Poussé par des dogmes rigides et une politique d’exclusion, le factionnalisme palestinien laisse peu de place à de nouvelles voix et un changement progressif
Des Palestiniens manifestent en Cisjordanie occupée le 15 octobre 2021 (AFP)
Des Palestiniens manifestent en Cisjordanie occupée le 15 octobre 2021 (AFP)

C’était autrefois un mouvement anticolonial de renommée internationale, qui a mis la question de la Palestine sous les projecteurs régionaux et internationaux. Or aujourd’hui, le mouvement national palestinien est de moins en moins pertinent et souffre d’un déclin dramatique ; il est déchiré par la polarisation et les divisions, alors que sa stratégie nationale a été remplacée par des programmes égoïstes en compétition les uns contre les autres.

Cela peut facilement être attribué au mécanisme de contrôle conçu par le processus d’Oslo, notamment l’Autorité palestinienne (AP), qui a coopté une partie significative du mouvement palestinien et de ses dirigeants. Mais la crise structurelle du mouvement est antérieure à Oslo, car le factionnalisme a longtemps semé les germes des rivalités intrapalestiniennes.

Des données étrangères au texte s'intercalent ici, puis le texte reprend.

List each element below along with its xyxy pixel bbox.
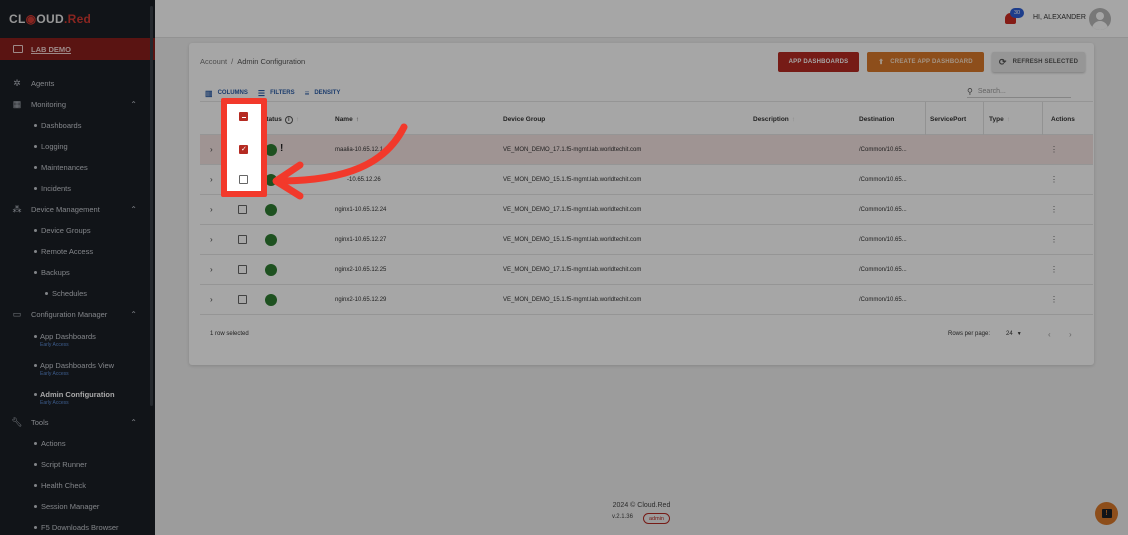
annotation-arrow [272, 123, 408, 200]
arrow-curve [279, 123, 408, 185]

Le factionnalisme constitue un terrain fertile pour les régimes arabes rivaux souhaitant manipuler la politique palestinienne à leurs propres fins

Au lieu d’imprégner le corps politique palestinien d’un pluralisme revitalisant, le factionnalisme s’est largement inspiré de dogmes rigides et d’une politique d’exclusion. Avant la Nakba, il a dévasté la lutte palestinienne contre les forces coloniales britanniques et sionistes, dominée par des clivages claniques hérités de l’ère ottomane. Les partis manquaient de programmes politiques clairs et se livraient fréquemment à des querelles de pouvoir et d’autorité.

La formation en 1964 de l’Organisation de libération de la Palestine (OLP) en tant que cadre collectif rassemblant divers mouvements politiques a d’abord insufflé une nouvelle vie à la politique palestinienne. Toutefois, elle a rapidement été déchirée par des programmes factionnels concurrents présentant parfois des visions irréconciliables. L’absence de véritables mécanismes démocratiques au sein des institutions de l’OLP a endommagé encore davantage le mouvement national.

L’une des divisions historiques majeures était liée au « programme en dix points » de 1974, adopté par le Fatah mais rejeté par d’autres factions parce qu’il donnait la priorité à la construction d’un État plutôt qu’à la libération, via la création d’une « autorité nationale ».

Manipulation externe

Le factionnalisme constitue un terrain fertile pour les régimes arabes rivaux souhaitant manipuler la politique palestinienne à leurs propres fins. En Syrie et en Irak, par exemple, les forces baasistes ont fondé respectivement as-Saiqa et le Front arabe palestinien dans le but de représenter leurs revendications concurrentes au sein de l’OLP. Ce fut un facteur de détournement du mouvement national de ses objectifs anticoloniaux au profit des intérêts concurrents des États arabes.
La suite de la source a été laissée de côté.